January 29, 2021, 6:00 AM PST

By James Brasuell @CasualBrasuell


Multi-Family Housing

Multi-family housing, like these units shown here in Manchester, is a rare site in Connecticut. | Pugalenthi Iniabarathi / Shutterstock

Desegregate Connecticut has released a new Connecticut Zoning Atlas in collaboration with the Connecticut Data Collaborative and with the participation of 63 municipal planners across the state. First and foremost, the Atlas illustrates a lack of zoning for multi-family housing across the state.

"We think it shows how outdated zoning laws make it hard to build diverse, affordable housing," reads the introductory text of the Atlas.

An article by Michael Hamad offers insight into the findings and methodology of the new Atlas.

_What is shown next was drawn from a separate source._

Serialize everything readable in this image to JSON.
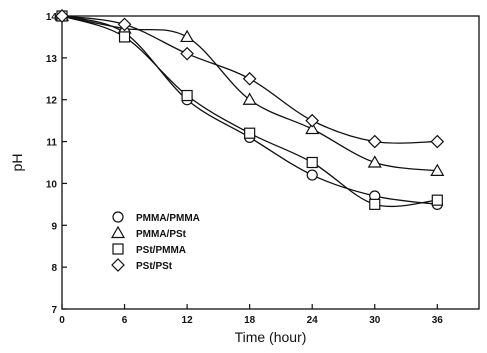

"Among the key findings of the map is the glaring absence of land where family housing of four or more units can be developed without a public hearing — only 2.0% of all land in Connecticut, compared with 90.6% zoned for single-family housing," writes Hamad. "Two-family housing can be developed without a public hearing on 28.1% of Connecticut land, while three-family housing is allowable on only 2.3%."

Desegregate Connecticut was founded in the summer of 2020, spearheaded by Sara Bronin, former chair of the Hartford Planning and Zoning Commission, a source of frequent news and commentary on Planetizen.